112

Sonnet 112

Jij vult met liefde en met medeleven

De groeven van mijn diepgegriefd gelaat;

Of men mij prijst of niet, 't is mij om 't even:

Jij eert het goede en negeert het kwaad.

Jij bent alles ter wereld, jij alleen

Leert mij waar ik in uitblink of in faal;

Geen levend wezen, niemand om mij heen,

Beïnvloedt - goed of kwaad - mijn hart van staal.

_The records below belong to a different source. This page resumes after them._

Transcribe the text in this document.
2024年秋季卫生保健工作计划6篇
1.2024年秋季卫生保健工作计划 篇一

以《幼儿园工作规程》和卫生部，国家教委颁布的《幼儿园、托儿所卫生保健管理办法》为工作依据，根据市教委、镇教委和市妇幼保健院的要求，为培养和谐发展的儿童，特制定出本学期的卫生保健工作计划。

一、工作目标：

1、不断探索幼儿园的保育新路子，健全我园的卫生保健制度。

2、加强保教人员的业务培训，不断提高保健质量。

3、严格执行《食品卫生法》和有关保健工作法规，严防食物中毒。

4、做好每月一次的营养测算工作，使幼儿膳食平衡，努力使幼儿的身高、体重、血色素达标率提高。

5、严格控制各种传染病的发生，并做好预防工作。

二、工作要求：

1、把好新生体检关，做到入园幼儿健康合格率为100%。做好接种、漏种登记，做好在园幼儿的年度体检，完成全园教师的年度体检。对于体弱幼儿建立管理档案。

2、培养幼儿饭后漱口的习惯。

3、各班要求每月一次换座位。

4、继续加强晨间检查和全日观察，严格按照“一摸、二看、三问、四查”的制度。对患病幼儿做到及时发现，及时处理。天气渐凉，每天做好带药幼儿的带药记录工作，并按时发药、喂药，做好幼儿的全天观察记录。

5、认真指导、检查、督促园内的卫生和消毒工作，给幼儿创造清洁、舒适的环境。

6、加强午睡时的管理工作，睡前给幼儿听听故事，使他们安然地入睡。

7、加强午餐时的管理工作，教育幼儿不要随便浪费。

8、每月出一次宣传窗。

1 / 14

Wat anderen vertellen, deert mij niet,

Ik werp het diep de diepste afgrond in,

Doof ben ik voor gevlei en voor kritiek

En dat vindt hierin zijn rechtvaardiging:

Jij weet mijn leven zoveel zin te geven,

Dat naast jou niets ter wereld schijnt te leven

Sonnet 112

Your love and pity doth the impression fill,

Which vulgar scandal stamped upon my brow;

For what care I who calls me well or ill,

So you o'er-green my bad, my good allow?

You are my all-the-world, and I must strive

To know my shames and praises from your tongue;

None else to me, nor I to none alive,

That my steeled sense or changes right or wrong.

In so profound abysm I throw all care

Of others' voices, that my adder's sense

To critic and to flatterer stopped are.

Mark how with my neglect I do dispense:

You are so strongly in my purpose bred,

That all the world besides methinks y'are dead.